A concern has started to bother doctors across the globe on treating coronavirus impacted patents. The question which is disturbing the doctors is — when should patients who need help breathing be placed on ventilators — and could intubation do some people more harm than good?
It’s one of the biggest medical problems, globally, besides gauging the impact of hydroxychloroquine (HCQ) drug for treating Covid-19 patients, a US doctor told AFP. The data is insufficient and there isn’t any confirmed research on the subject since the virus itself is so new and we don’t have the advantage of hindsight.

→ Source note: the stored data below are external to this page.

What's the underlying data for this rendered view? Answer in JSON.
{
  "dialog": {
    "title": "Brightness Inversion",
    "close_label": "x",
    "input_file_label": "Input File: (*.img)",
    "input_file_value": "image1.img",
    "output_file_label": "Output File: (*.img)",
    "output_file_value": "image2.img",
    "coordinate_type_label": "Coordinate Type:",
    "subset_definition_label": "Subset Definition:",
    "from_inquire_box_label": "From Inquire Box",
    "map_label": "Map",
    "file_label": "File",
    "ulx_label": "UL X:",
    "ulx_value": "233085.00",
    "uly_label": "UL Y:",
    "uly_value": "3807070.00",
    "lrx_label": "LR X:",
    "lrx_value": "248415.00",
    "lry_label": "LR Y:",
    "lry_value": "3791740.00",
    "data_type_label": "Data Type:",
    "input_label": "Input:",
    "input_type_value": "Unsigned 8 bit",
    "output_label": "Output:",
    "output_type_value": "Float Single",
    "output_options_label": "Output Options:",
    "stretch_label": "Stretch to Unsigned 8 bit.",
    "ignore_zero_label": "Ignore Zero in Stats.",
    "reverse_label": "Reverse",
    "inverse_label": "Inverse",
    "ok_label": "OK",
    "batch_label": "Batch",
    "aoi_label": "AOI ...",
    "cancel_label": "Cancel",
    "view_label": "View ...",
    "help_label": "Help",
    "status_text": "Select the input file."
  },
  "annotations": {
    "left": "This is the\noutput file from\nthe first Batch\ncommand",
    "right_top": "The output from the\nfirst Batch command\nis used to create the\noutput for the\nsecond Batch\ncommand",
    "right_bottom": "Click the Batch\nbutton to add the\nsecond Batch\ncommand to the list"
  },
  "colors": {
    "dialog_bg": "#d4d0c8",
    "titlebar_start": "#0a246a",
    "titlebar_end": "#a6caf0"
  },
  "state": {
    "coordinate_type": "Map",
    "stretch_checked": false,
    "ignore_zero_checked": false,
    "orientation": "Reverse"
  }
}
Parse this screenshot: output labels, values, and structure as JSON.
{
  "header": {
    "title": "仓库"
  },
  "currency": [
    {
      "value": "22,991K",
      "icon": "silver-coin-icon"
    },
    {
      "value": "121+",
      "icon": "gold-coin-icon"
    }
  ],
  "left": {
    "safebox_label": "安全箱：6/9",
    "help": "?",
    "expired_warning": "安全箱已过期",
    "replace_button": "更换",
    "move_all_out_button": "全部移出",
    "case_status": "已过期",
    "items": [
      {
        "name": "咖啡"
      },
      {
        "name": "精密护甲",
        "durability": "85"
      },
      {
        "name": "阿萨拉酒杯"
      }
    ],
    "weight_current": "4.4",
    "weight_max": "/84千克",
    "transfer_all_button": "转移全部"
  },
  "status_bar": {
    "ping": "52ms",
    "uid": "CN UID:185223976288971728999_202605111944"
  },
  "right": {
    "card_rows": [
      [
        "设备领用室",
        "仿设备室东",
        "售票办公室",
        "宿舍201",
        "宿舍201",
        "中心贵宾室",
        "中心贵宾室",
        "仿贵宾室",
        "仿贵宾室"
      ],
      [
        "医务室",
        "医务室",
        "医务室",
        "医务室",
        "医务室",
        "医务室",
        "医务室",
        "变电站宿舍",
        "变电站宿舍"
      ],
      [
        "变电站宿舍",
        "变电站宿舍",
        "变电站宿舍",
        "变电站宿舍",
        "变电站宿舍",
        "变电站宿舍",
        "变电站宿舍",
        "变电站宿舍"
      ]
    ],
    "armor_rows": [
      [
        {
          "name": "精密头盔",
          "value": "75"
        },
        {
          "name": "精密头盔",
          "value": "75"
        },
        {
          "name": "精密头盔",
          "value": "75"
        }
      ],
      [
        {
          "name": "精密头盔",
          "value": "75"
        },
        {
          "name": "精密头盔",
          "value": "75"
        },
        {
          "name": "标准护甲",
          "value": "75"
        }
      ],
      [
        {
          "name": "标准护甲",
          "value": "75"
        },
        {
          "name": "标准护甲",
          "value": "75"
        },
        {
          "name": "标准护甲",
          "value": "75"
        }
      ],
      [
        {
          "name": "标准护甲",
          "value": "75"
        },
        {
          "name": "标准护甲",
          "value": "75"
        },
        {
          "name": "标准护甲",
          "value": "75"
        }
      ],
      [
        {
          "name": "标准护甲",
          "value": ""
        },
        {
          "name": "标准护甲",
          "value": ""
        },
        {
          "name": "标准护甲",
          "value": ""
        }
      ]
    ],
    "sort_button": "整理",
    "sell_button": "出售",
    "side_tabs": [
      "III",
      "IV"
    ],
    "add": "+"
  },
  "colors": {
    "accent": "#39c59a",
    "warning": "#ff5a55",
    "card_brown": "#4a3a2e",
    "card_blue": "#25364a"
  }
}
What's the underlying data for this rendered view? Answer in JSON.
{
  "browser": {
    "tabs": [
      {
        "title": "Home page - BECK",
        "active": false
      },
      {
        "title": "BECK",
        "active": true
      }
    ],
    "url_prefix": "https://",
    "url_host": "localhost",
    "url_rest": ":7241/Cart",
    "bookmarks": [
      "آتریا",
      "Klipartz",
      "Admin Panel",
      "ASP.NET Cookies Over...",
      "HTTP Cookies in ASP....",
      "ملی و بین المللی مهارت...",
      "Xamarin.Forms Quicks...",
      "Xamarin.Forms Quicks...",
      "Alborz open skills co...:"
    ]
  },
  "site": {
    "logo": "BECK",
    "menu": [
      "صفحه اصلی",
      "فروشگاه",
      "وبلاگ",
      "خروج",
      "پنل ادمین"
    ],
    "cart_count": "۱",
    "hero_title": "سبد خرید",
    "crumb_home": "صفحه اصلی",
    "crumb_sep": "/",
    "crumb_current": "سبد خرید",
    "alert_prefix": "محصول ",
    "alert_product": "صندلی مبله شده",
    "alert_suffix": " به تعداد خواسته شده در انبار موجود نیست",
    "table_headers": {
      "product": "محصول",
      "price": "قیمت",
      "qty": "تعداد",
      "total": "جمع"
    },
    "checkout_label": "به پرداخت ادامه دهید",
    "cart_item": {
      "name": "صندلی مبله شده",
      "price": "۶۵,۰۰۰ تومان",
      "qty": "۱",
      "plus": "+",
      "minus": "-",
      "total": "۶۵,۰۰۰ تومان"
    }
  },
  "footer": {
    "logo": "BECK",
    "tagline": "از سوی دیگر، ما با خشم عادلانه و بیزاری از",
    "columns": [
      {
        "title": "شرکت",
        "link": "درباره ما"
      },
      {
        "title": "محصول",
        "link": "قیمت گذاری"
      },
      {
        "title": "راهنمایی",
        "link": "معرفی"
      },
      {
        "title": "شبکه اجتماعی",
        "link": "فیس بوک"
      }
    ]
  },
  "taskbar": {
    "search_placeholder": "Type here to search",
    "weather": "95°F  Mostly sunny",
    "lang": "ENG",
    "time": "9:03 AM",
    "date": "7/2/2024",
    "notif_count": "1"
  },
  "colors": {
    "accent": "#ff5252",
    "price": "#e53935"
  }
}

It’s also difficult to understand for sure whether the patients placed on ventilators would have died anyway because of their deteriorating condition. However, a large number of doctors have stated that coronavirus impacted patients appear to fade quickly when they are put on ventilators and tubes are placed down their windpipes.
In recent weeks, US hospitals have started delaying the use of ventilators. The first warning signs came from Italy, where the vast majority of patients placed on artificial breathing collapsed.
The statistics are also bad in the UK and in the city of New York, where 80% of intubated patients died, according to the state’s governor, often after spending a week or two in intensive care in which they are placed in an artificial coma and their muscles atrophy.
At the beginning of the coronavirus outbreak, patients who were completely out of breath were administered for severe lung condition — Acute Respiratory Distress Syndrome (ARDS). This condition, which limits the lungs from getting in enough oxygen to pass on to other organs, can be triggered by infection or by physical injury.
It’s very threatening, with studies placing the overall fatality rate at around 40%. The standard procedure for these patients is to intubate relatively early, and this is how coronavirus infected patients have generally been treated.
Until, that is, medics began to understand lung complications among patients weren’t quite the same as “typical” ARDS patients, at least not in all cases. The lungs aren’t degraded in the same way — they are less “stiff.”
Doctor Luciano Gattinoni and his colleagues in Milan described at the end of February how they had to adjust their procedures. “All we can do (by) ventilating these patients is ‘buying time’ with minimum additional damage,” he wrote in a research letter to the journal of the American Thoracic Society where he argued for lower air pressure settings.
Kevin Wilson, guideline director for the American Thoracic Society guideline, affirmed the need for caution. “Most of the health care community has gone a little nervous by these bad reports about people not doing well on the ventilator, and actually is moving towards trying to delay intubation,” he told AFP. “We delay as long as we can, but not to a point where it becomes emergent,” he added.
Medics acknowledged that some Covid-19 impacted patients having very low blood oxygen levels and would normally be intubated could infact go without it. Instead of directly using ventilators, doctors are opting to use less invasive methods — like nasal cannulas that feed oxygen up the nose, conventional or more sophisticated breathing masks, or even placing the patients on their stomachs, which helps the lungs. “We’re learning as we go,” said Wilson.
Medical societies, including international experts from the Surviving Sepsis Campaign, are in the process of writing best practice guidelines. None yet have a definitive answer.